Plasschaert over Piet van Wijngaerdt
Van Albert Plasschaert verscheen bij den jongen kunsthandel Gebr. Daalderop te Utrecht een fraai-verzorgd boek over Piet van Wijngaerdt, met vijfentwintig reproducties-in-lichtdruk op Japansch papier. De firma Gebr. van Rijkom verzorgde de lichtdrukken en P. Vijlbrief de strakke omslagversiering. Een opmerkelijk tijdsverschijnsel, de uitgifte van dergelijke ‘beperkte oplagen.’ Geeft het aan den eenen kant vaak gelegenheid tot verheugenis over winsten voor ‘het schoone boek,’ - een eldorado voor bibliophielen - het heeft toch ook zijn bedenkelijke zijde, n.l. deze, dat het aan vele belangstellenden in geestelijke waarden, die niet te zware beurzen dragen, de gelegenheid ontneemt om kennis te nemen van zaken, die zij moeten, of gaarne zouden weten. Het goede boek, dat tegelijk het eenvoudige boek is, zal in menig opzicht wel ‘het juiste midden’ moeten heeten, waarmee de meeste eer kan worden ingelegd, al mag van den auteur nimmer geeischt worden, dat hij zich ten behage van de menigte vulgariseert. Het meesterwerk op krantenpapier valt nog steeds te prefereeren boven de een of andere middelmatigheid op dubbelovergehaald-rhinoceros van twee vellen in een kilo, ook al gaat er - in een zwak oogenblik - een zekere bekoring van uit, je beste pak aan te trekken, zeer zorgvuldig de handen te wasschen en te manicurceren en een superieure cigaret op te steken, om dan het exquise product van den.... typograaf en den binder te savoureeren. (Dit raakt niet de verdiensten van den heer Albert Plasschaert).

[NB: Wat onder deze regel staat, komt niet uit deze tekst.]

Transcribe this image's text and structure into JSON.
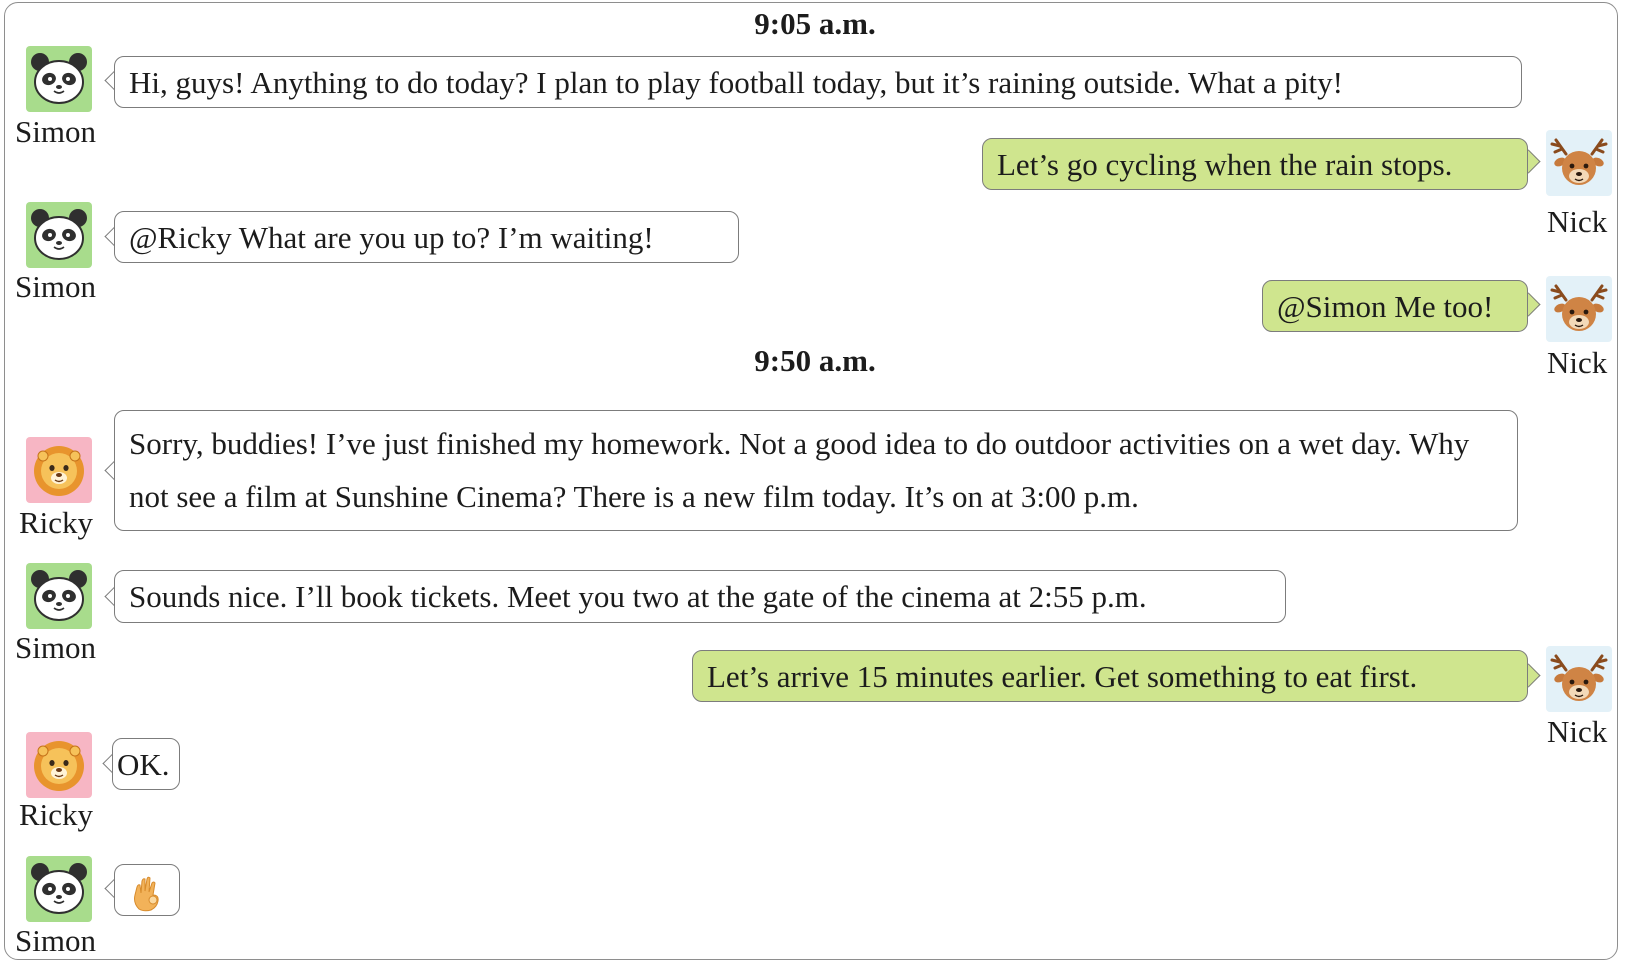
{
  "icons": {
    "simon": "panda-icon",
    "ricky": "lion-icon",
    "nick": "deer-icon",
    "ok_emoji": "ok-hand-icon"
  },
  "colors": {
    "own_bubble": "#cfe58e",
    "simon_avatar_bg": "#a8dc8c",
    "ricky_avatar_bg": "#f7b6c4",
    "nick_avatar_bg": "#e3f1f8",
    "border": "#8e8e8e"
  },
  "timestamps": [
    "9:05 a.m.",
    "9:50 a.m."
  ],
  "messages": [
    {
      "sender": "Simon",
      "text": "Hi, guys! Anything to do today? I plan to play football today, but it’s raining outside. What a pity!"
    },
    {
      "sender": "Nick",
      "text": "Let’s go cycling when the rain stops."
    },
    {
      "sender": "Simon",
      "text": "@Ricky What are you up to? I’m waiting!"
    },
    {
      "sender": "Nick",
      "text": "@Simon Me too!"
    },
    {
      "sender": "Ricky",
      "text": "Sorry, buddies! I’ve just finished my homework. Not a good idea to do outdoor activities on a wet day. Why not see a film at Sunshine Cinema? There is a new film today. It’s on at 3:00 p.m."
    },
    {
      "sender": "Simon",
      "text": "Sounds nice. I’ll book tickets. Meet you two at the gate of the cinema at 2:55 p.m."
    },
    {
      "sender": "Nick",
      "text": "Let’s arrive 15 minutes earlier. Get something to eat first."
    },
    {
      "sender": "Ricky",
      "text": "OK."
    },
    {
      "sender": "Simon",
      "text": ""
    }
  ]
}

Plasschaert leidt ons Van Wijngaerdt in als een ‘romantisch’ schilder, waarbij hij die z.g. romantische bezieling in de hedendaagsche Hollandsche schilderkunst baseeren wil op ‘de levensbeschouwing der gelijktijdigheid, van het gemeenschappelijk verband, van de gemeenzaamheid, van het innig verbonden zijn, van het deel hebben van alles aan één grooten stroomenden geest.’ Deze levenshouding stelt hij tegenover het verwonnen realisme, als ‘de levensbeschouwing van het elkaar zich opvolgende, de levensbeschouwing van het feit na het feit, ook van het feit naast het feit.’
Zooals iedere algemeene karakteriseering en localiseering is ook deze vatbaar voor critiek (het zou een mirakel zijn, wanneer in het hedendaagsche géén veelzijdigheid en veelstemmigheid viel op te merken), maar in de kern lijkt zij mij niet onjuist. De belangstellenden in schilderkunst zullen Plasschaert, den criticus, overigens genoegzaam kennen, om te weten, dat hij ook de man is van het verbijzonderde peilen met felle eenzijdigheid vaak, der enkele uiting. Gelukkig is hij, althans hier, niet blind voor een sprekende eigenschap bij vele hedendaagsche schilders, n.l. deze, dat niet immer ‘de eerbied voor het materiaal’ groot genoeg is. Men mag alle waarde toekennen aan de verdieping van den geest (het ontbreekt waarlijk niet aan vele herauten voor vele geesten), maar voor de naar het objectieve strevende critiek blijft ook de beheersching van den vorm een vraagstuk van beteekenis.